A total of 19 local authorities have invited applications to sponsor new free schools for children with special needs.
Schools system minister Lord Nash said it would mean more than 1,600 new special free school places being created throughout England.
Organisations including multi-academy trusts and charities can apply to sponsor the new schools, setting out how they will be able to meet specifications for each project.
Lord Nash said criteria had been developed by local authorities with the department for education to ensure they meet the needs of local communities.
There are currently 346 open free schools, 38 studio schools and 48 university technical colleges providing more than 234,000 places when full.

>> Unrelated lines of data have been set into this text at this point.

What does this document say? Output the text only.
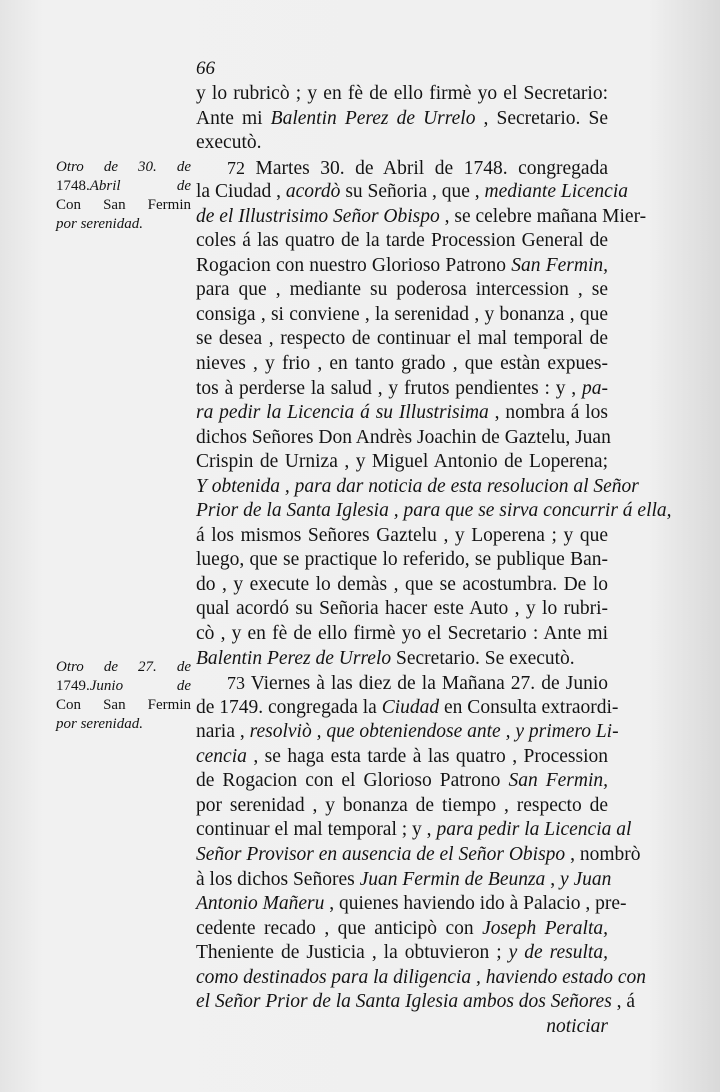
66
y lo rubricò ; y en fè de ello firmè yo el Secretario:
Ante mi Balentin Perez de Urrelo , Secretario. Se
executò.
72 Martes 30. de Abril de 1748. congregada
la Ciudad , acordò su Señoria , que , mediante Licencia
de el Illustrisimo Señor Obispo , se celebre mañana Mier-
coles á las quatro de la tarde Procession General de
Rogacion con nuestro Glorioso Patrono San Fermin,
para que , mediante su poderosa intercession , se
consiga , si conviene , la serenidad , y bonanza , que
se desea , respecto de continuar el mal temporal de
nieves , y frio , en tanto grado , que estàn expues-
tos à perderse la salud , y frutos pendientes : y , pa-
ra pedir la Licencia á su Illustrisima , nombra á los
dichos Señores Don Andrès Joachin de Gaztelu, Juan
Crispin de Urniza , y Miguel Antonio de Loperena;
Y obtenida , para dar noticia de esta resolucion al Señor
Prior de la Santa Iglesia , para que se sirva concurrir á ella,
á los mismos Señores Gaztelu , y Loperena ; y que
luego, que se practique lo referido, se publique Ban-
do , y execute lo demàs , que se acostumbra. De lo
qual acordó su Señoria hacer este Auto , y lo rubri-
cò , y en fè de ello firmè yo el Secretario : Ante mi
Balentin Perez de Urrelo Secretario. Se executò.
73 Viernes à las diez de la Mañana 27. de Junio
de 1749. congregada la Ciudad en Consulta extraordi-
naria , resolviò , que obteniendose ante , y primero Li-
cencia , se haga esta tarde à las quatro , Procession
de Rogacion con el Glorioso Patrono San Fermin,
por serenidad , y bonanza de tiempo , respecto de
continuar el mal temporal ; y , para pedir la Licencia al
Señor Provisor en ausencia de el Señor Obispo , nombrò
à los dichos Señores Juan Fermin de Beunza , y Juan
Antonio Mañeru , quienes haviendo ido à Palacio , pre-
cedente recado , que anticipò con Joseph Peralta,
Theniente de Justicia , la obtuvieron ; y de resulta,
como destinados para la diligencia , haviendo estado con
el Señor Prior de la Santa Iglesia ambos dos Señores , á
noticiar
Otro de 30. de
1748.Abril de
Con San Fermin
por serenidad.
Otro de 27. de
1749.Junio de
Con San Fermin
por serenidad.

The Government says they provide choice, innovation and higher standards for parents.
The new schools are part of the most-recent wave approved in April, separate from government plans to open 30 free schools in partnership with local authorities as recently announced by education secretary Justine Greening.
The new specifications include a 200-place school for pupils aged 3-19 in Bedford and a 100-place school for pupils aged 5-19 with complex communication and interaction needs, autism spectrum disorder and other social and mental health needs in Doncaster.
Lord Nash said: 'Free schools are providing many good new school places in response to the needs of communities across the country.
'This process will give local authorities the chance to identify expert organisations with proven track records in SEND provision to run special schools that will help hundreds of children fulfil their potential.'
The Government's free schools policy has faced increasing levels of criticism in recent months.
A Public Accounts Committee (PAC) report published last April said the system for funding new free schools was ‘increasingly incoherent’ and ‘too often poor value for money’.